A la mañana, abrí un ápice la ventanita y me tiré en el sillón a terminar de despertarme. El humo reptaba por la pared y se colaba por la ventana; un aroma dulzón me dejaba sin dudas de que era marihuana. No me molestaba pero me dio intriga de quién la fumaba, así que me asomé por la ventana (nunca me asomo a la ventana) pero no había nadie. Cuando me estaba alejando, una especie de llanto me hizo volver a mirar por la ventana hacia abajo (yo estaba en el piso de arriba de mi casa) y mis ojos encontraron a una mujer sentada al borde de un cantero, llorando y fumando. No me llamó del todo la atención la escena, hasta la pensé clásica, pero los susurros de ella aceleraron mi pulso; tampoco sé porqué, puesto que iban acorde con la escena, pero la repetición de: hoy lo hago, hoy lo hago, no me dejó dudas de que lo iba a hacer, y qué iba a hacer.

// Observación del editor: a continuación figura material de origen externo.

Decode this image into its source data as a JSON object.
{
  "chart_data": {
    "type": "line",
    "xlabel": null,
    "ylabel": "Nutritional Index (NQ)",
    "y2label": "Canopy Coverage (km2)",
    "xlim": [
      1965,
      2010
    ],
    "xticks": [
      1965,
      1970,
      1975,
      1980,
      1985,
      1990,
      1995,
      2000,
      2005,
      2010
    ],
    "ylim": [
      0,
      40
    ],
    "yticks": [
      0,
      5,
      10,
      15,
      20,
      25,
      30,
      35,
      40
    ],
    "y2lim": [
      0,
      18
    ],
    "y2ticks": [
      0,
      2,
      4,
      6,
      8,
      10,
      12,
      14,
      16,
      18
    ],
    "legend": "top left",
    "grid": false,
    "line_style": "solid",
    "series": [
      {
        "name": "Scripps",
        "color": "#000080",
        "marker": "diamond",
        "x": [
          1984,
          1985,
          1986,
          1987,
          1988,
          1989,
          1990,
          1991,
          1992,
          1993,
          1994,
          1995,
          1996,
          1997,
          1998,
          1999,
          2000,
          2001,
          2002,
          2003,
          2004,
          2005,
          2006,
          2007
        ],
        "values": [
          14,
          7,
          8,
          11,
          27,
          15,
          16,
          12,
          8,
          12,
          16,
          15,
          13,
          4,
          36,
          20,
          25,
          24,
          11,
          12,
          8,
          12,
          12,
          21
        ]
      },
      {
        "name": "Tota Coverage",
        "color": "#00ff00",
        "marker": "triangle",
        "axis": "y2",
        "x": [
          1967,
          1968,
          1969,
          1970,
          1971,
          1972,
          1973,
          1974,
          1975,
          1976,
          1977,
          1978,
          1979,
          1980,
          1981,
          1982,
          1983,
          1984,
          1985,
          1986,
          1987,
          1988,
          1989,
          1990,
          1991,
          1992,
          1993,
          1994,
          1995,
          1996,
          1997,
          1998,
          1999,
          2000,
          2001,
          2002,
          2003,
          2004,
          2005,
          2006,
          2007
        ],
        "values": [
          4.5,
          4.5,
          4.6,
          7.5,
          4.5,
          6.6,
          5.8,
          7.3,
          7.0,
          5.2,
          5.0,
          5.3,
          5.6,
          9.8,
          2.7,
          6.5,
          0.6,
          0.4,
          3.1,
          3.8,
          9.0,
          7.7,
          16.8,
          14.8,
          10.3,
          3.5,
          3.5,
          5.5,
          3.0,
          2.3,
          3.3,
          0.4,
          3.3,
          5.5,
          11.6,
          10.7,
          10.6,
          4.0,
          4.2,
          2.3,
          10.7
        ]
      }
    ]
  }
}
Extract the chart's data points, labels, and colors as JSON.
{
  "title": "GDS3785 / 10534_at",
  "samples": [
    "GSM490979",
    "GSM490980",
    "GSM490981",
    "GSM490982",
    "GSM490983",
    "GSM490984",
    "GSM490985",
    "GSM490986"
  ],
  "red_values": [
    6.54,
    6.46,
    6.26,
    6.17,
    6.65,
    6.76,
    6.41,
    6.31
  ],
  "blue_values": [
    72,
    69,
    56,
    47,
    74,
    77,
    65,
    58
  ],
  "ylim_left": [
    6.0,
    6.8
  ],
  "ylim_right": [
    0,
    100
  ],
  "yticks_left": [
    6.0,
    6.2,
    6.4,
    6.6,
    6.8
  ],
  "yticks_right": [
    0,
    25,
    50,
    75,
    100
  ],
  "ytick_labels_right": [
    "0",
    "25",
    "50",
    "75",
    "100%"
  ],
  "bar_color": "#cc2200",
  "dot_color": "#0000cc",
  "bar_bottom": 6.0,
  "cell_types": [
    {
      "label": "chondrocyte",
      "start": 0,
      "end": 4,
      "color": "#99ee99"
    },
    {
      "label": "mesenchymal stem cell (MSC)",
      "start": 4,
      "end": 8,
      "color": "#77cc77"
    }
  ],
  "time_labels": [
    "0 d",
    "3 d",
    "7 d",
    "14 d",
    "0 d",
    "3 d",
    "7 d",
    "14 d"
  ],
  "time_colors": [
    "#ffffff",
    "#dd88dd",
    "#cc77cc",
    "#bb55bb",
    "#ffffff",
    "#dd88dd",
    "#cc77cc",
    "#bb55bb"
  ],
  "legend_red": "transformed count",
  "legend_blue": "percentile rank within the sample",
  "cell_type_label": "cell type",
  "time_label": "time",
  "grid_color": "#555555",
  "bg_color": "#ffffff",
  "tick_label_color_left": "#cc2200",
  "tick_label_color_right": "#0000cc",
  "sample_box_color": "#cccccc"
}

Me desligué de lo que escuché y bajé a preparar café. Cuando subí no aguanté la tentación de mirar (espiar) por la ventana, y fue lo que mis ojos vieron entonces lo que hace que tdavía camine, buscando no sé qué, por las noches. Soy culpable de haber sabido y no haber hecho nada (porque lo supe al primer susurro). Soy un culpable imposible de acusar, soy lo que esa imagen dejó. Camino y camino de noche, esperando cansarme de una forma tal que no haya pensamientos, alejando fantasmas que llevo tatuados en el alma. Ella lloraba y fumaba, lo peor era que susurraba.
Un incipiente cosquilleo en todo el cuerpo me hizo pensar que al menos una línea de fiebre tenía. No tenia pensado quedarme en casa, aunque sabía que a esa hora en mi ciudad no iba a ver una alma en la calle, pero yo solo quería caminar, y no pensar. Ver mi ciudad a las tres de la madrugada, ayuna de ruidos, abandonada de colores, me relajó. Pensé en pasar por lo de Juan a saludar (y a hablar lo de siempre). Él tiene por costumbre acostarse tarde, pues se queda viendo series. Al tercer timbre, una voz ronca como quien recién se despierta gritó “¿quién es?”. No sé si por vergüenza o para que no se enoje conmigo, di media vuelta y salí con pasos apurados a continuar mi caminata. La humedad de la noche mojaba todo, como una reciente lluvia. Las luces intermitentes de los semáforos inútiles iluminaban más de lo imaginado. Los pocos autos silenciosos que se deslizaban por la calles lo hacían a baja velocidad. Cuando pasé por la puerta de una escuela, la noté tan falta de vida, tan distinta a la imagen cotidiana que de ella tengo, que sentí desgano o mejor dicho tedio. No es lindo que te vean a la cara cuando estás durmiendo, pensé y empecé el camino de regreso. Ya en casa y sin dudas de mi fiebre, tomé una pastilla, y maldiciendo la humedad me acosté boca arriba a aceptar el insomnio cotidiano. Para mi sorpresa (aunque lo supe a la mañana) me dormí enseguida.